Moore had a 4-0 lead with two outs in the ninth inning and only had to retire Corey Seager to come away with the no-no. Fate had other ideas as Moore, on his 133rd pitch of the evening, allowed a bloop single to right field.
To add insult to injury, manager Bruce Bochy then pulled Moore from the game and Santiago Casilla recorded the final out.
Moore is far from a superstar caliber pitcher but given how the Giants' pitching staff has had a knack for tossing no-hitters over the last decade (e.g. Tim Lincecum, Jonathan Sanchez), his effort going up in flames was tough to watch.
3 Pedro Martinez
Hall of Famer Pedro Martinez is one of the best pitchers to never throw a no-hitter or perfect game. The sad part is that he came close to achieving that feat not once but three times in his 18-year career.
The first instance was in 1995 when Martinez was 23 years old and playing for the Montreal Expos. He threw nine perfect innings against the San Diego Padres and entered the bottom of the 10th with a 1-0 lead, but immediately gave up a hit and was removed.
Fast forward to 1999, when Martinez was in his prime with the Boston Red Sox, and he allowed just a solo home run to New York Yankees slugger Chili Davis in a 3-1 victory that saw him strike out 17 batters and walk none.
In 2000, in a game against the Tampa Bay Devil Rays that is better known for the eight total ejections on Tampa Bay's end, Martinez was two outs away from a no-hitter before allowing a single to John Flaherty.

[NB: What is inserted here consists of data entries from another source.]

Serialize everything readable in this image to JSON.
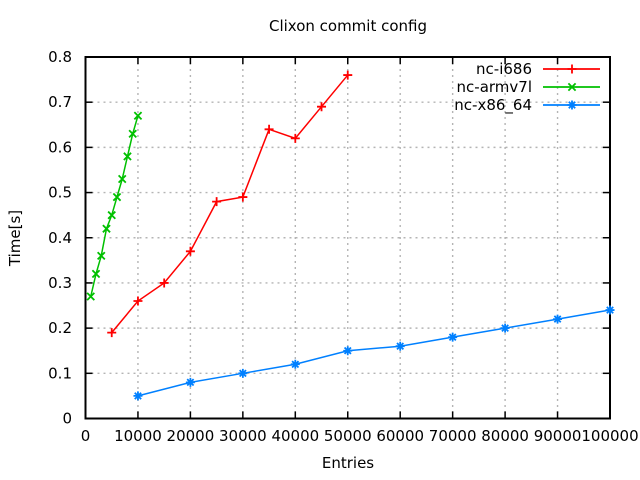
{
  "chart_data": {
    "type": "line",
    "title": "Clixon commit config",
    "xlabel": "Entries",
    "ylabel": "Time[s]",
    "xlim": [
      0,
      100000
    ],
    "ylim": [
      0,
      0.8
    ],
    "grid": true,
    "legend_position": "top-right-inside",
    "x_ticks": [
      {
        "value": 0,
        "label": "0"
      },
      {
        "value": 10000,
        "label": "10000"
      },
      {
        "value": 20000,
        "label": "20000"
      },
      {
        "value": 30000,
        "label": "30000"
      },
      {
        "value": 40000,
        "label": "40000"
      },
      {
        "value": 50000,
        "label": "50000"
      },
      {
        "value": 60000,
        "label": "60000"
      },
      {
        "value": 70000,
        "label": "70000"
      },
      {
        "value": 80000,
        "label": "80000"
      },
      {
        "value": 90000,
        "label": "90000"
      },
      {
        "value": 100000,
        "label": "100000"
      }
    ],
    "y_ticks": [
      {
        "value": 0.0,
        "label": "0"
      },
      {
        "value": 0.1,
        "label": "0.1"
      },
      {
        "value": 0.2,
        "label": "0.2"
      },
      {
        "value": 0.3,
        "label": "0.3"
      },
      {
        "value": 0.4,
        "label": "0.4"
      },
      {
        "value": 0.5,
        "label": "0.5"
      },
      {
        "value": 0.6,
        "label": "0.6"
      },
      {
        "value": 0.7,
        "label": "0.7"
      },
      {
        "value": 0.8,
        "label": "0.8"
      }
    ],
    "series": [
      {
        "name": "nc-i686",
        "color": "#ff0000",
        "marker": "plus",
        "x": [
          5000,
          10000,
          15000,
          20000,
          25000,
          30000,
          35000,
          40000,
          45000,
          50000
        ],
        "y": [
          0.19,
          0.26,
          0.3,
          0.37,
          0.48,
          0.49,
          0.64,
          0.62,
          0.69,
          0.76
        ]
      },
      {
        "name": "nc-armv7l",
        "color": "#00c000",
        "marker": "cross",
        "x": [
          1000,
          2000,
          3000,
          4000,
          5000,
          6000,
          7000,
          8000,
          9000,
          10000
        ],
        "y": [
          0.27,
          0.32,
          0.36,
          0.42,
          0.45,
          0.49,
          0.53,
          0.58,
          0.63,
          0.67
        ]
      },
      {
        "name": "nc-x86_64",
        "color": "#0080ff",
        "marker": "asterisk",
        "x": [
          10000,
          20000,
          30000,
          40000,
          50000,
          60000,
          70000,
          80000,
          90000,
          100000
        ],
        "y": [
          0.05,
          0.08,
          0.1,
          0.12,
          0.15,
          0.16,
          0.18,
          0.2,
          0.22,
          0.24
        ]
      }
    ],
    "colors": {
      "frame": "#000000",
      "grid": "#b4b4b4",
      "text": "#000000",
      "background": "#ffffff"
    }
  }
}
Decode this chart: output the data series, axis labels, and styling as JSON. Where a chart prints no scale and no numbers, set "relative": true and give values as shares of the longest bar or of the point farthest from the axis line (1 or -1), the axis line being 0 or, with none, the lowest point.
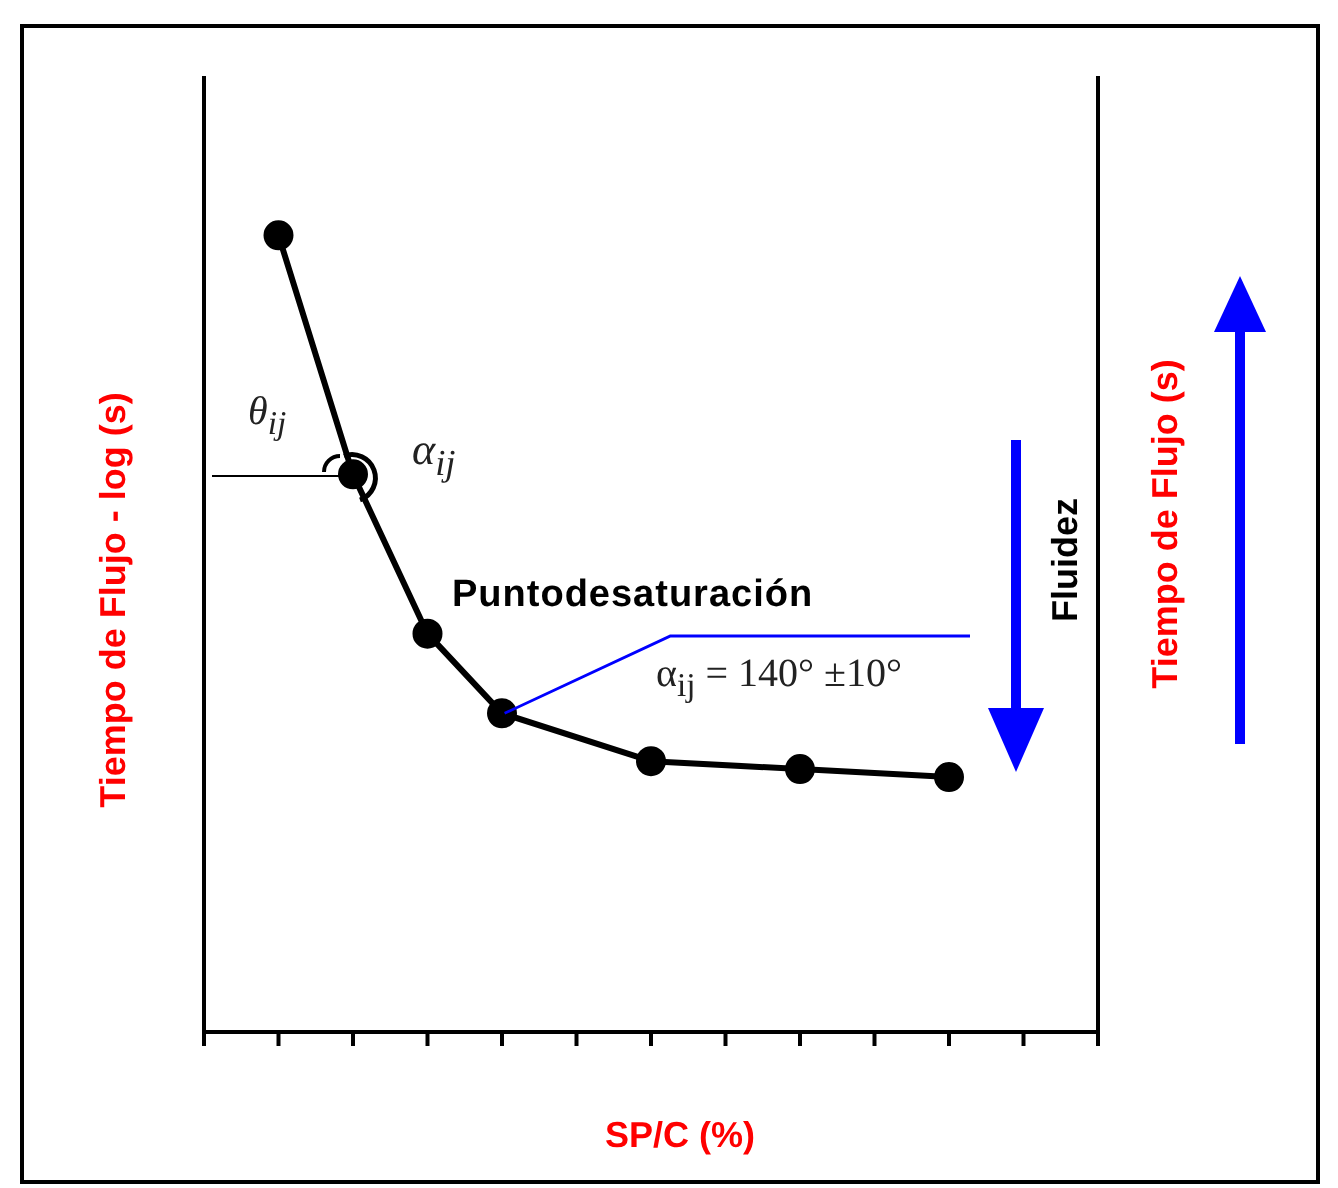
{
  "chart_data": {
    "type": "line",
    "relative": true,
    "xlabel": "SP/C (%)",
    "ylabel": "Tiempo de Flujo - log (s)",
    "y2label": "Tiempo de Flujo (s)",
    "categories": [
      null,
      null,
      null,
      null,
      null,
      null,
      null,
      null,
      null,
      null
    ],
    "series": [
      {
        "color": "#000000",
        "values": [
          1,
          0.7,
          0.5,
          0.4,
          null,
          0.34,
          null,
          0.33,
          null,
          0.32
        ]
      }
    ],
    "marker": "circle",
    "line_style": "solid",
    "grid": false,
    "legend": false,
    "tick_labels": false,
    "annotations": [
      "Puntodesaturación",
      "α$_{ij}$ = 140° ±10°",
      "θ$_{ij}$",
      "α$_{ij}$",
      "Fluidez"
    ]
  }
}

These three instances don't take away from Martinez's greatness as a pitcher but still serve as cruel reminders of the one thing he failed to accomplish in a Hall of Fame career.
4 Mike Mussina
Mike Mussina had five instances where he came close to tossing a no-hitter or perfect game, but the fifth one has to be the one that stings the most.
Mussina was in his first season with the New York Yankees and pitching against the Boston Red Sox at Fenway Park. Adding to the moment was that this was ESPN's Sunday Night Game of the Week.
Mussina was just one out away from a perfect game but sadly allowed a single to pinch-hitter Carl Everett. Even worse is that he had Everett down to his last strike, so odds are greater than not that Mussina has played this moment in his head over and over again more than a few times.
This near no-no definitely hurts, but there's still one in particular that hurts much worse.
5 Armando Galarraga, 2010
It was June 2, 2010 when Detroit Tigers righty Armando Galarraga was untouchable. The Cleveland Indians had no answer for him all game long and with two outs in the ninth inning, everyone was waiting with bated breath.
Rookie Jason Donald came up for Cleveland and hit a routine ground ball to first baseman Miguel Cabrera, who then tossed the ball to Galarraga. The pitcher stepped on the bag for the out and the celebration began.
But there was just one problem. Though replays showed Donald was out, first base umpire Jim Joyce called him safe. This was years before rules allowed managers to challenge calls, so Galarraga had no choice but to get back to the mound and finish the game. The next batter was retired and Galarraga had to settle for a one-hitter.
Even worse is that immediately after the game, Joyce admitted that he blew the call. Galarraga was out of baseball two years later and is still best known for this, the perfect game that never was.